Addiction Treatment Program Caters to Older Adults

Addiction is a disease that doesn’t discriminate based on age, race, gender or income. It can happen to anyone including senior citizens.

Silver Sobriety is an outpatient treatment program for seniors founded by Stillwater residents Peter Oesterreich and Win Miller. It offers affordable, non-residential recovery services designed for older adults.

Oesterreich ran his own technology training business for 30 years until 2008 when he sold the business. A recovering alcoholic with 27 years of sobriety, he returned to school to earn a master’s degree in addiction studies.

In 2015 Oesterreich and Miller, who are neighbors, started discussing the need for a dedicated treatment program tailored to seniors. The approximate average client age at some urban treatment centers is 25, and opiates are often the drug of choice, Oesterreich points out. He says, “Many seniors just can’t relate to that, so a program like that is not a good fit for them.”

Oesterreich and Miller opened their program in early 2016. For the first year, neither took a salary. Rather than focusing on making a profit, their venture is based on “a passion to try to fill this gap; so seniors have some place to go,” Oesterreich says.

The standard price Silver Sobriety charges is $4,500 for six months of treatment and includes three group sessions per week and a weekly one-on-one meeting with a counselor. Many clients pay less based on their ability to pay. “Because we are a nonprofit, we have a very aggressive sliding fee schedule,” Oesterreich says.

For seniors, a major contributing factor to developing a dependence on alcohol or drugs is social isolation. “A lot of the people who come into our program are isolated,” Oesterreich says. “Their social circles have declined as spouses and friends have passed away, and their work circles .”

So, one of the important things Silver Sobriety gives clients is a place to connect with other people. The program uses strategies designed to address emotional issues such as loneliness, depression and grief.

“At its core, our program is based on the 12 steps of Alcoholics Anonymous and we believe that recovery is a lifelong process which should involve being part of some kind of recovery support group. It doesn’t have to be AA,” Oesterreich says.

Silver Sobriety has relapse prevention groups that meet several times a week. “We’re really trying to create a recovery community for seniors,” he says.

Stillwater resident Vickie B. had been attending a 12-step recovery group and saw a brochure for Silver Sobriety.

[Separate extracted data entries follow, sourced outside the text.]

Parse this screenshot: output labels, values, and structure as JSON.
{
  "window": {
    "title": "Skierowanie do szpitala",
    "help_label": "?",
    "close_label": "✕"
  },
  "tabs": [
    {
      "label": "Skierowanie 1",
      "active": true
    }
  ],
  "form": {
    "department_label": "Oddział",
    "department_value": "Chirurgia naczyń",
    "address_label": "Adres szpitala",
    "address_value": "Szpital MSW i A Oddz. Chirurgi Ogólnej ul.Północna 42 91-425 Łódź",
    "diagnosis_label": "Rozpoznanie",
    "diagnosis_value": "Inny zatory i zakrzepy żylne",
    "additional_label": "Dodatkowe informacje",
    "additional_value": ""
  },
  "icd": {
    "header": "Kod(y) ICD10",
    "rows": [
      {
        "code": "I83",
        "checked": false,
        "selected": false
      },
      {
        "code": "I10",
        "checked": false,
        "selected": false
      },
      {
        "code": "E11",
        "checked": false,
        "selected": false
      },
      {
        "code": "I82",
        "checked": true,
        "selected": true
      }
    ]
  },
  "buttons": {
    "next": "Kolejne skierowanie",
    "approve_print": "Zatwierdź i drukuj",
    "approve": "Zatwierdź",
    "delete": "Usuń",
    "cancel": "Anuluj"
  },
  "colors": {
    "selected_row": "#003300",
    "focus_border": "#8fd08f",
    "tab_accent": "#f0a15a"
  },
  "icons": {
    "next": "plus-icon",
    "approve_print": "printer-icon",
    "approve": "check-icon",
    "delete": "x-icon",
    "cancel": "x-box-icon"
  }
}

At one point she struggled with a relapse into alcoholism after the deaths of her husband and a beloved pet. “I called [Silver Sobriety] to see if they had meetings there; Peter explained that it was a treatment center designed for older people,” she says. The idea appealed to Vickie, who is 67, because “we older people have our own set of problems related to loss and aging. I had been in groups with younger people and had nothing in common with them other than addiction. Kids don’t want to hear that your hip is hurting. And, I don’t have a ring in my nose.”

She became one of the first clients at Silver Sobriety and appreciates the program. “One of the best things about the program is that it’s long term—six months, compared to 28 days with typical inpatient treatment. So, the people in the group become a family. The program has saved a lot of older people,” she says.